I took a trip to the Netherlands in 1992. It was before the election that Bill Clinton won, and George H.W. Bush was still president. I remember a couple of times my group was treated strangely, kind of coldly, by the people there. I was a little embarrassed, because Bush wasn’t my choice of president, but it was no big deal if they thought he was. But now, Trump has transformed America into a pariah state. We stand alone in our disgrace, thanks to Mr. Trump. Backing us out of the Paris climate accord. Threatening to back out of the Iran nuclear pact. Hiring cabinet secretaries, among them an EPA chief, who have publicly stated their disdain for their agencies’ missions. Dirty air, dirty water, groundwater pollution, who cares as long as the corporations are satisfied. Insulting our allies and provoking our enemies.

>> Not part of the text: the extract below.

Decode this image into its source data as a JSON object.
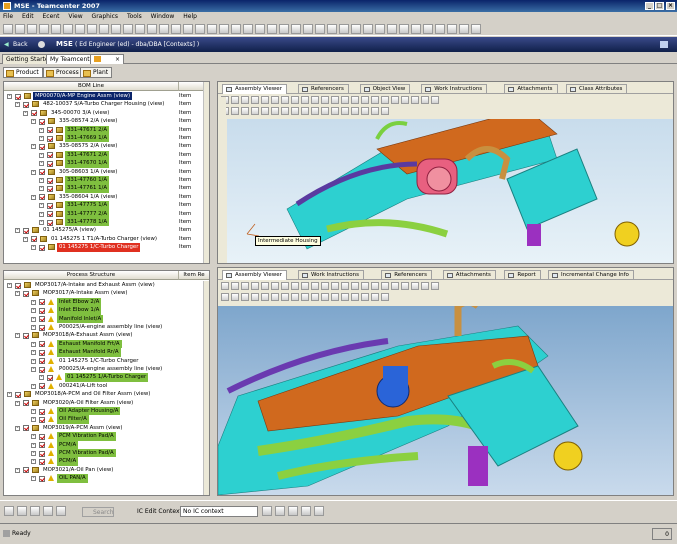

Traitorously colluding with the Russians. I know that there is a whole process that has to play out, but I would bet my life against a million dollars that Trump and his family are up to their necks in corruption and emolument law violations. You know that “dossier” that all the pundits are gingerly tiptoeing around because it contains salacious allegations? Every, every single allegation is true, in my opinion. I watched in real time as Trump defended himself against allegations that he hired Russian prostitutes to defile a room that had been occupied by the Obamas. His words, his face, and his body language screamed “guilty”. As in the Doonesbury comic strip that came out during Nixon’s Watergate hearings: “Guilty, guilty, guilty!”

I don’t do airplane travel anymore, so it is unlikely that I will be confronted by Dutchmen again (unless it’s my cousin and his family here). But if I did go abroad, just to keep myself from having to give a speech every time I met somebody new, before I left the States, I would familiarize myself with Canada’s laws and prominent politicians. I would call myself Canadian. Not because I don’t love America. I do. It is because I don’t like what a minority of unscrupulous people in power have turned our country into. I am in my early sixties now, not young but not exceedingly old. I hope I live long enough to see the time when I can feel proud to be American again.

 

The Slow Exit

I believe that as of now, the end of October, 2017, the critical mass of negativity regarding our president has been reached. Up to now, it has been all Republican hands on deck, lining up like a stone wall against any serious criticism of Donald Trump. But now, we have seen Jeff Flake, John McCain, and Bob Corker, in quick succession, give speeches and in Flake’s case, write a book critical of Trump. And we have seen both former presidents Obama and the younger Bush give anti-Trump speeches, although they did not mention his name or his office. See, the Democrats can scream bloody murder as loud as they can, but nothing will happen until Trump’s own party turns on him. That is how Nixon ended up resigning. A team of Republican senators led by Barry Goldwater went to the White House and laid out the situation for Nixon, telling him how much his support had evaporated. Richard Nixon resigned the next evening. Nixon was well into his second term when he left office. Trump is barely beginning his first term. It goes to show how vile a character Trump is to be on his way out before he is all the way in. But I think that the process has started that will push him out the door. But it has been and will be slow.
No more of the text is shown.